Note that some modules may be necessary for Abed to function correctly. For
instance, the mpicopy
command is used for copying files to compute nodes
during a job, and on some systems this may require loading the mpicopy
module. See also the setting PBS_MPICOPY
.
PBS_EXPORTS
¶
Default: ['PATH=$PATH:/home/%s/.local/bin/abed' % REMOTE_USER]
Optional. The lines in this list are interpreted as arguments for the
export
command. This can be useful for setting PATH variables, or defining
other environment settings.
PBS_MPICOPY
¶
Default: ['{data_dir}', EXECDIR, TASK_FILE]

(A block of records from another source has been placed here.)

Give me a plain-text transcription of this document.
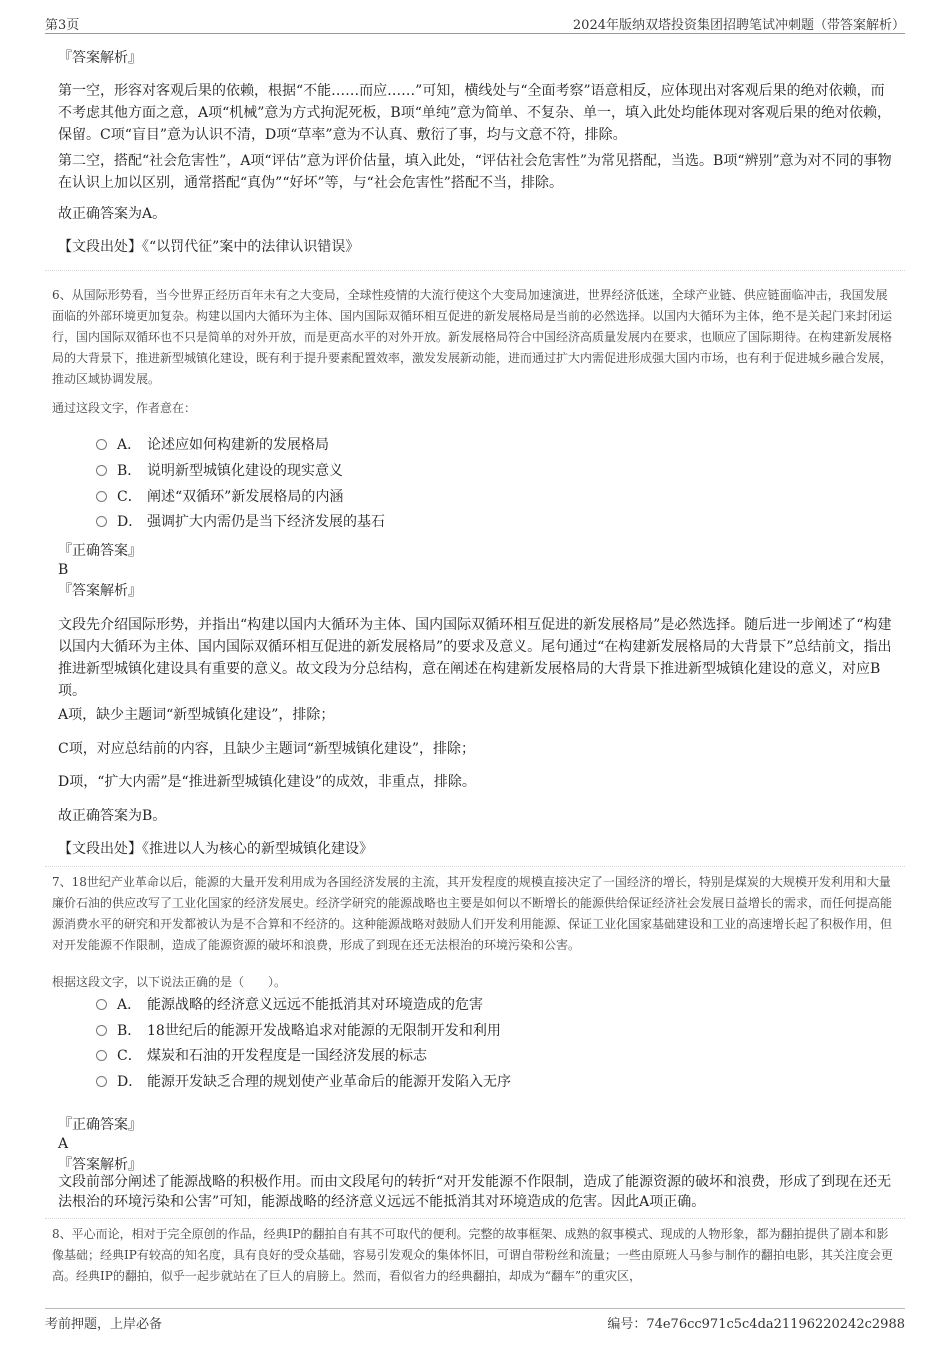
第3页	2024年版纳双塔投资集团招聘笔试冲刺题（带答案解析）
『答案解析』

第一空，形容对客观后果的依赖，根据“不能……而应……”可知，横线处与“全面考察”语意相反，应体现出对客观后果的绝对依赖，而不考虑其他方面之意，A项“机械”意为方式拘泥死板，B项“单纯”意为简单、不复杂、单一，填入此处均能体现对客观后果的绝对依赖，保留。C项“盲目”意为认识不清，D项“草率”意为不认真、敷衍了事，均与文意不符，排除。

第二空，搭配“社会危害性”，A项“评估”意为评价估量，填入此处，“评估社会危害性”为常见搭配，当选。B项“辨别”意为对不同的事物在认识上加以区别，通常搭配“真伪”“好坏”等，与“社会危害性”搭配不当，排除。

故正确答案为A。
【文段出处】《“以罚代征”案中的法律认识错误》

6、从国际形势看，当今世界正经历百年未有之大变局，全球性疫情的大流行使这个大变局加速演进，世界经济低迷，全球产业链、供应链面临冲击，我国发展面临的外部环境更加复杂。构建以国内大循环为主体、国内国际双循环相互促进的新发展格局是当前的必然选择。以国内大循环为主体，绝不是关起门来封闭运行，国内国际双循环也不只是简单的对外开放，而是更高水平的对外开放。新发展格局符合中国经济高质量发展内在要求，也顺应了国际期待。在构建新发展格局的大背景下，推进新型城镇化建设，既有利于提升要素配置效率，激发发展新动能，进而通过扩大内需促进形成强大国内市场，也有利于促进城乡融合发展，推动区域协调发展。

通过这段文字，作者意在：
A． 论述应如何构建新的发展格局
B． 说明新型城镇化建设的现实意义
C． 阐述“双循环”新发展格局的内涵
D． 强调扩大内需仍是当下经济发展的基石
『正确答案』
B
『答案解析』

文段先介绍国际形势，并指出“构建以国内大循环为主体、国内国际双循环相互促进的新发展格局”是必然选择。随后进一步阐述了“构建以国内大循环为主体、国内国际双循环相互促进的新发展格局”的要求及意义。尾句通过“在构建新发展格局的大背景下”总结前文，指出推进新型城镇化建设具有重要的意义。故文段为分总结构，意在阐述在构建新发展格局的大背景下推进新型城镇化建设的意义，对应B项。

A项，缺少主题词“新型城镇化建设”，排除；
C项，对应总结前的内容，且缺少主题词“新型城镇化建设”，排除；
D项，“扩大内需”是“推进新型城镇化建设”的成效，非重点，排除。
故正确答案为B。
【文段出处】《推进以人为核心的新型城镇化建设》

7、18世纪产业革命以后，能源的大量开发利用成为各国经济发展的主流，其开发程度的规模直接决定了一国经济的增长，特别是煤炭的大规模开发利用和大量廉价石油的供应改写了工业化国家的经济发展史。经济学研究的能源战略也主要是如何以不断增长的能源供给保证经济社会发展日益增长的需求，而任何提高能源消费水平的研究和开发都被认为是不合算和不经济的。这种能源战略对鼓励人们开发利用能源、保证工业化国家基础建设和工业的高速增长起了积极作用，但对开发能源不作限制，造成了能源资源的破坏和浪费，形成了到现在还无法根治的环境污染和公害。

根据这段文字，以下说法正确的是（　　）。
A． 能源战略的经济意义远远不能抵消其对环境造成的危害
B． 18世纪后的能源开发战略追求对能源的无限制开发和利用
C． 煤炭和石油的开发程度是一国经济发展的标志
D． 能源开发缺乏合理的规划使产业革命后的能源开发陷入无序
『正确答案』
A
『答案解析』

文段前部分阐述了能源战略的积极作用。而由文段尾句的转折“对开发能源不作限制，造成了能源资源的破坏和浪费，形成了到现在还无法根治的环境污染和公害”可知，能源战略的经济意义远远不能抵消其对环境造成的危害。因此A项正确。

8、平心而论，相对于完全原创的作品，经典IP的翻拍自有其不可取代的便利。完整的故事框架、成熟的叙事模式、现成的人物形象，都为翻拍提供了剧本和影像基础；经典IP有较高的知名度，具有良好的受众基础，容易引发观众的集体怀旧，可谓自带粉丝和流量；一些由原班人马参与制作的翻拍电影，其关注度会更高。经典IP的翻拍，似乎一起步就站在了巨人的肩膀上。然而，看似省力的经典翻拍，却成为“翻车”的重灾区，

考前押题，上岸必备	编号：74e76cc971c5c4da21196220242c2988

Optional. Abed was initially designed for the Dutch National LISA Compute
Cluster. On this cluster, it is more efficient to store results from
computations on a so-called scratch directory, which is a disk attached
locally on the compute node. To copy files to this scratch directory, the LISA
staff designed the mpicopy
command. This setting can be used to define the
files and directories that will be copied to the scratch directory on the
node. For more information on the mpicopy
command, see here.
Dependency on this command is not a very portable solution, ideas for improvement are very welcome.
PBS_TIME_REDUCE
¶
Default: 600
Abed generates a result file for every task. Since this can be quite a lot of
files to download from the server after the job is done, Abed creates
compressed archives of results. These archives are generated using the
pbzip2
command, which compresses files in parallel. Hence, part of the
time of the job is used for this result compression. The time allotted for
this is defined with this setting, in seconds. If you expect only a few result
files, you can choose to reduce the value of this setting.
Note: it is currently unknown if the pbzip2
command is widely available.
If dependency on this command is a problem, please let us know.